Он вытащил из кармана не струганную деревянную гребенку с грубыми зубьями, макнутыми в серу. Покрутил в руках, пытаясь разломить, — не вышло, дощечка была сучковатой, и в руках не было прежней силы. Зубарев огорчился: после госпиталя ему нужны послушные руки.
— Дома есть топор, — предложил человек.
Они с передышками шли по изношенному мрамору ступеней. Сержант поддерживал человека, слушал, как сипит и булькает в его груди, и, недоумевая, злился в душе: зачем жить наверху, когда пусты нижние квартиры?
Лестничные марши были длинны. Марши поднимались с величавой медлительностью, а сердце под гимнастеркой трепыхалось как затравленный зверь.
— Здесь никого нет, — снова заговорил человек. — Некоторые перебрались в соседний квартал: там маленькие комнаты, они экономны, в них можно дольше удерживать тепло. Остальные умерли… Умерли на всех этажах… Остался я один.
На площадках лежал нетронутый снег. Он залетал в разбитые окна и светился в углах отраженным светом. Лишь у перил вилась робкая тропка. По следам было видно: человек иногда падал и скользил вниз, экономя силы на спуске.
На подоконнике третьего этажа Зубарев увидел куклу. Раздетая, она сидела в снегу, бессмысленно тараща глаза в счастливой улыбке. Гуттаперчевое тельце ее было пробито навылет.
— Ее убил осколок, — сказал человек, показав глазами на куклу. — Потом этот осколок убил мою шестилетнюю дочь.
Он жил в большой комнате, выходящей окнами в узкий колодец каменного двора. Наверное, поэтому в рамах уцелели все стекла, и через них нехотя пробивалось мутное утро. Серый свет равнодушно высвечивал комнату и делал ее похожей на плохую размытую временем акварель. Тряпки, посуда — все, что осталось после минувших блокадных зим, лежало на полу, разобранном до пыльного камня. Зубарев понимал, немало труда было потрачено человеком, чтобы вырвать широкие, как мостовые плиты, подоконники, обратив их потом в недолгое тепло пожирающего пламени.

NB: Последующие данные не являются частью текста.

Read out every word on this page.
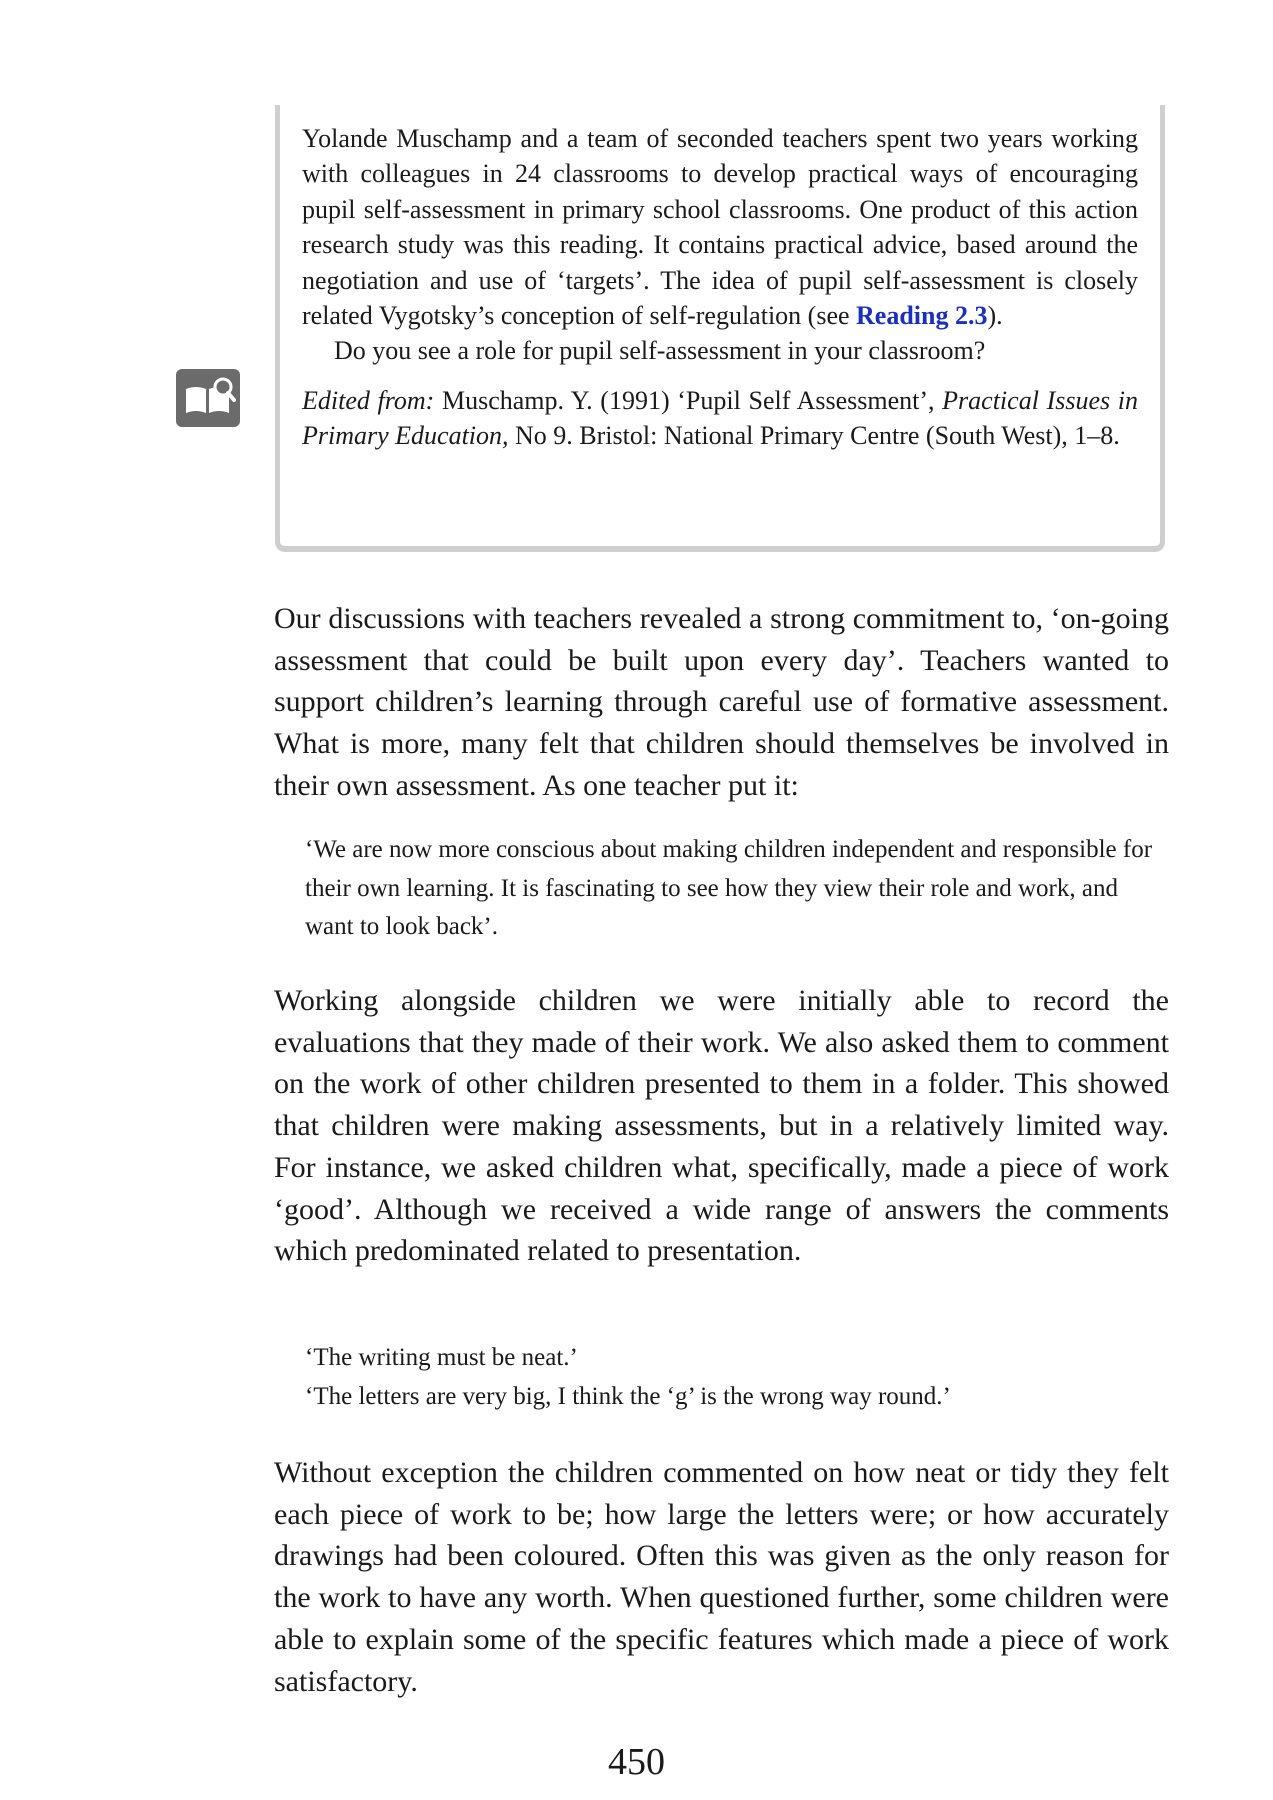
Yolande Muschamp and a team of seconded teachers spent two years working with colleagues in 24 classrooms to develop practical ways of encouraging pupil self-assessment in primary school classrooms. One product of this action research study was this reading. It contains practical advice, based around the negotiation and use of ‘targets’. The idea of pupil self-assessment is closely related Vygotsky’s conception of self-regulation (see Reading 2.3).

Do you see a role for pupil self-assessment in your classroom?

Edited from: Muschamp. Y. (1991) ‘Pupil Self Assessment’, Practical Issues in Primary Education, No 9. Bristol: National Primary Centre (South West), 1–8.

Our discussions with teachers revealed a strong commitment to, ‘on-going assessment that could be built upon every day’. Teachers wanted to support children’s learning through careful use of formative assessment. What is more, many felt that children should themselves be involved in their own assessment. As one teacher put it:

‘We are now more conscious about making children independent and responsible for their own learning. It is fascinating to see how they view their role and work, and want to look back’.

Working alongside children we were initially able to record the evaluations that they made of their work. We also asked them to comment on the work of other children presented to them in a folder. This showed that children were making assessments, but in a relatively limited way. For instance, we asked children what, specifically, made a piece of work ‘good’. Although we received a wide range of answers the comments which predominated related to presentation.

‘The writing must be neat.’

‘The letters are very big, I think the ‘g’ is the wrong way round.’

Without exception the children commented on how neat or tidy they felt each piece of work to be; how large the letters were; or how accurately drawings had been coloured. Often this was given as the only reason for the work to have any worth. When questioned further, some children were able to explain some of the specific features which made a piece of work satisfactory.

450
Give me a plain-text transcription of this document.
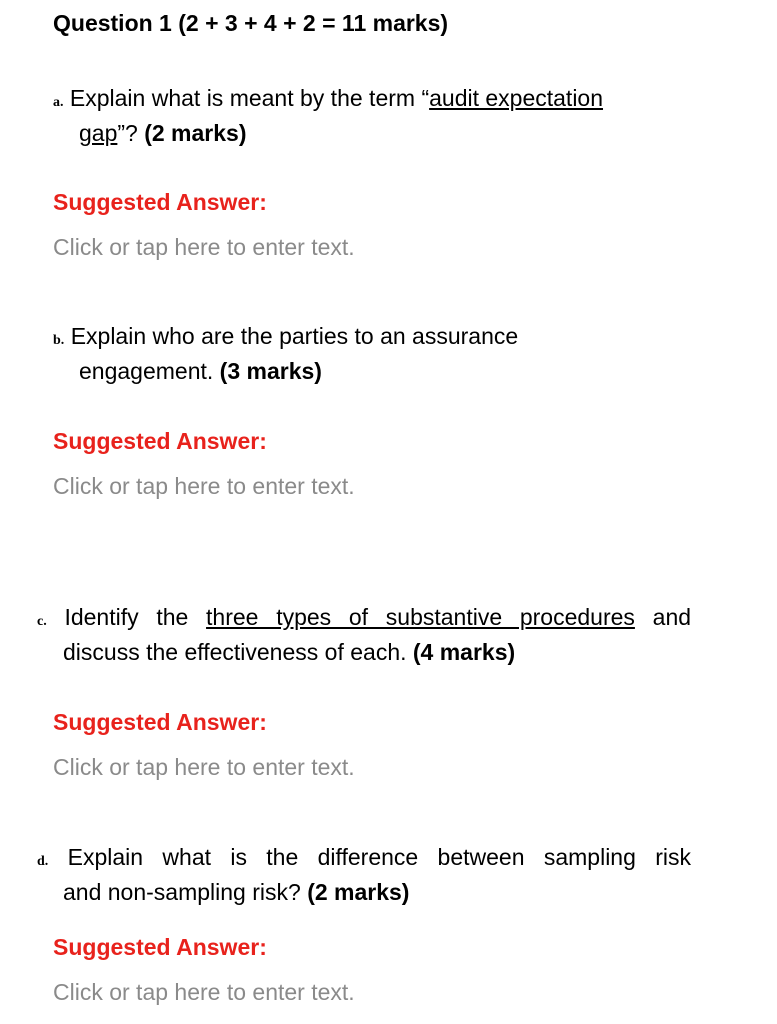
Question 1 (2 + 3 + 4 + 2 = 11 marks)
a. Explain what is meant by the term “audit expectation
gap”? (2 marks)
Suggested Answer:
Click or tap here to enter text.
b. Explain who are the parties to an assurance
engagement. (3 marks)
Suggested Answer:
Click or tap here to enter text.
c. Identify the three types of substantive procedures and
discuss the effectiveness of each. (4 marks)
Suggested Answer:
Click or tap here to enter text.
d. Explain what is the difference between sampling risk
and non-sampling risk? (2 marks)
Suggested Answer:
Click or tap here to enter text.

Трудно было удивить старого солдата, война разучила его удивляться. Но сержант поразился: в квартире, где холод сожрал все деревянное, он увидел на фоне закопченных окон силуэт концертного рояля. Среди погрома инструмент был велик и прекрасен. Но крышке, сиявшей девственным блеском, лежал топор с расколотой ручкой, и очень диким было это соседство.
Зубарев медленно обошел рояль, шагами повторяя его форму, и вместе с ним по черному его зеркалу плыл опухший двойник сержанта в солдатской ушанке. Он убрал топор и смахнул рукавом пыльный след.
Сержант аккуратно отколол спичку и заглянул в ненасытное нутро буржуйки. Дров не было.
— Где же дровишки? — недоуменно спросил Зубарев и осекся, — человек стоял с топором у рояля…
В надломленной фигуре, в детском ссохшемся личике сержант прочитал решимость отчаяния и горе.
Человек откинул крышку рояля, и он засверкал молочным оскалом зубов-клавишей. Худой длинной кистью он пробежался по ним. Дрогнул застывший воздух, и по комнате растеклись печальные чистые звуки. Глухо звякнул в пол топор, и вторая рука естественно, как дыхание, вошла в игру. Обретя уверенность, мелодия зазвучала в полную силу. Музыка наполнила комнату до краев и выплеснулась на улицу сквозь бельмастые, затянутые льдом стекла.
Сержант не был искушен в музыке. Правда до войны, бывало, вечерами он растягивал меха простенькой трехрядки. На ее немудреные звуки всегда собирались парни и девчата, кто‑то хвалил Зубарева за слух и веселую находчивость.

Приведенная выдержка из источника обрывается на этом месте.